Wesentlich bedeutsamer ist jedoch die Windentwicklung im Süden Deutschlands. Der
von dem Höhentief über dem Ärmelkanal ausgehende Trog weitet sich über die
Pyrenäen hinweg bis nach Algerien aus, wodurch die Strömung über Mitteleuropa
von Südwest auf Süd dreht und merklich zunimmt. Das Ergebnis ist eine
ausgewachsene Föhnlage. Zunächst treten dabei nur auf höheren Alpengipfeln
Sturm- und schwere Sturmböen auf. Der Wind legt aber weiter zu, so dass bis zum
Abend in hierfür anfälligen Tälern der Wind mit Sturmböen Bft 8/9 durchbricht
und auf Berggipfeln Orkanböen auftreten. Bedingt durch diese Föhnlage sind
Auflockerungen im Südosten und Osten (und dort bevorzugt im Lee der
Mittelgebirge) am wahrscheinlichsten. Dabei werden Temperaturmaxima um 20 Grad
erreicht. Am Alpenrand kann es noch deutlich wärmer werden. Ansonsten bewegen
sich die Temperaturen je nach Bewölkung zwischen 14 und 19 Grad.
In der Nacht zum Samstag schwenkt der vom o.g. Höhentief ausgehende Trog ins
westliche Mittelmeer. Aus diesem läuft ein kurzwelliger Anteil heraus und
erreicht den Golf von Genua. Dies lässt die südliche Strömung noch etwas an
Intensität zunehmen, so dass die Föhnlage dann ihren Höhepunkt erreicht. Dies
dürfte in der ersten Nachthälfte der Fall sein. Hierdurch legt der Föhnsturm
weiter zu, in hierfür anfälligen Tälern sind dann schwere Sturm- und orkanartige
Böen vorstellbar, auf Berggipfeln tritt voller Orkan auf. In der zweiten
Nachthälfte beginnt der Föhn von der Bodenseeregion her zusammenzubrechen. Der
Wind flaut dann ab, auf Berggipfeln muss aber weiterhin mit Böen bis Sturmstärke
gerechnet werden. Im Alpenvorland kann es zur Passage einer Druckwelle mit Wind-
und stürmischen Böen kommen.
Vom Alpenrand löst sich ein flaches Tief und wird in den Mittelgebirgsraum
gesteuert. Hierdurch flaut der Wind im Bergland größtenteils ab, in den
Hochlagen der östlichen Mittelgebirge treten jedoch weiterhin Sturmböen Bft 8/9
auf. An der Nordflanke dieses flachen Tiefs legt der Gradient dagegen zu, so
dass an der Küste Wind- und stürmische Böen, an der Nordsee sowie exponiert
(Kieler Bucht) auch an der Ostsee Sturmböen bis Bft 9 aus Ost zustande kommen.

Samstag... weitet sich aus dem Raum Island ein Trog nach Süden aus und bezieht
das über Westeuropa liegende Höhentief in seine Zirkulation ein. Letzteres
verlagert sich daher nach Nordfrankreich. Das bisherige Sturmtief füllt sich
über Mittelfrankreich auf. Ein Kurzwellentrog, der das sich nach Nordfrankreich
verlagernde Höhentief umläuft, bringt aber erneut eine Zyklogenese in Gang,
wodurch ein weiteres Sturmtief mit einem Kerndruck unter 985 hPa zustande kommt.
Dieses wird nach Mittelfrankreich gesteuert. Auch in diesem Fall dürfte das
Vorhersagegebiet vom Sturmfeld dieses Tiefs kaum tangiert werden.

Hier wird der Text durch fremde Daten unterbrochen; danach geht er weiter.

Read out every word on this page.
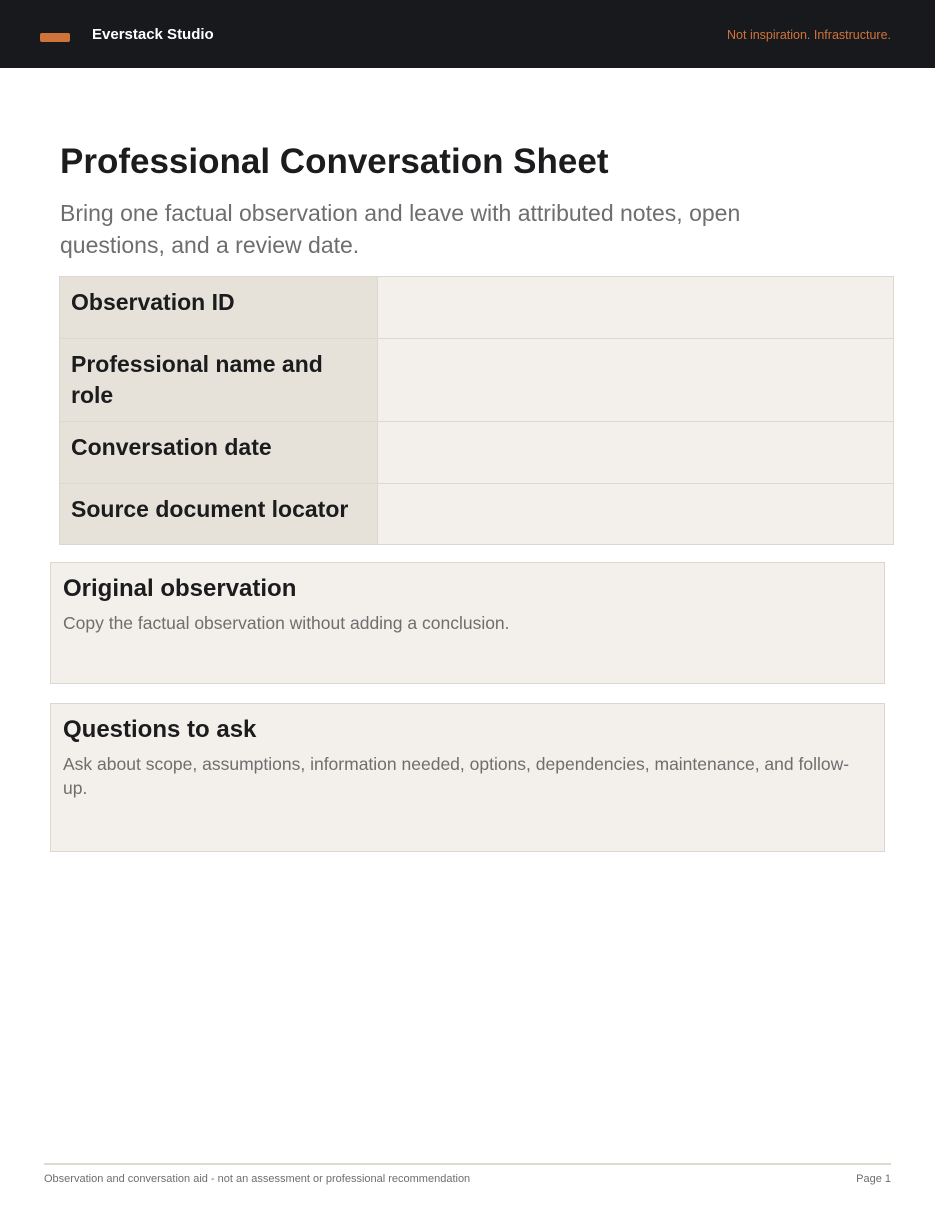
Everstack Studio	Not inspiration. Infrastructure.
Professional Conversation Sheet

Bring one factual observation and leave with attributed notes, open questions, and a review date.

Observation ID	
Professional name and role	
Conversation date	
Source document locator	
Original observation

Copy the factual observation without adding a conclusion.

Questions to ask

Ask about scope, assumptions, information needed, options, dependencies, maintenance, and follow-up.

Observation and conversation aid - not an assessment or professional recommendation	Page 1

Mit der Ablösung des flachen Tiefs vom Alpenrand, das unter Auffüllung nach
Nordwestdeutschland gesteuert wird und eine zum Erzgebirgsraum reichende flache
Tiefdruckrinne ergibt, bricht der Föhn in der ersten Tageshälfte rasch zusammen.
Dieser Prozess, der mit einer Druckwelle (mit Wind- und stürmischen Böen bis ins
Alpenvorland hinein) einhergehen kann, dürfte am frühen Nachmittag auch an den
Berchtesgadener Alpen abgeschlossen sein. Im Bereich der Kaltfront dieses Tiefs
kommen Niederschläge auf, die jedoch fernab von jeglicher Warnrelevanz sind. Im
Bereich der flachen Tiefdruckrinne flaut der Wind ab, so dass zunächst noch in
den Hochlagen der östlichen Mittelgebirge Böen bis Sturmstärke auftreten können,
bevor dann auch dort der Wind abflaut. An der Nordflanke dieser flachen
Tiefdruckrinne erfolgt eine leichte Gradientverschärfung, so dass bis ins
küstennahe Binnenland hinein Windböen, an der gesamten Küste stürmische und
exponiert Sturmböen aus Ost auftreten. Ab dem Abend sollte aber auch dort der
Wind tendenziell abflauen.
Bedingt durch die leicht schleifende (am Alpenrand eher beschleunigte) Passage
der Kaltfront stellt sich ein ausgeprägtes Nordost-Südwest-Gefälle hinsichtlich
der Temperaturen ein. Während präfrontal 18 bis 24 Grad zu erwarten sind, werden
postfrontal nur 12 bis 17 und im südwestdeutschen Bergland kaum 10 Grad
erreicht.
In der Nacht zum Sonntag wird der über Westeuropa liegende Höhentiefkomplex
vollends regeneriert. Ein hiervon ausgehender Kurzwellentrog schwenkt vom
Südwesten über den Westen Deutschlands hinweg nordwärts. Der korrespondierende
Bodentrog (der das zuvor über Mittelfrankreich liegende Sturmtief in seine
Zirkulation einbezieht) sorgt in den südwestlichen und später auch in den
westlichen Teilen Deutschlands für eine Gradientzunahme, so dass vor allem in
der ersten Nachthälfte Wind- und in freien Lagen stürmische Böen, im Bergland
Böen bis Sturmstärke und exponiert im Schwarzwald auch schwere Sturmböen
auftreten. Bis Sonntagfrüh erfolgt auch in den mittleren Gebieten Deutschlands
eine Gradientverschärfung, aber dort reicht es in freien Lagen nur für Windböen.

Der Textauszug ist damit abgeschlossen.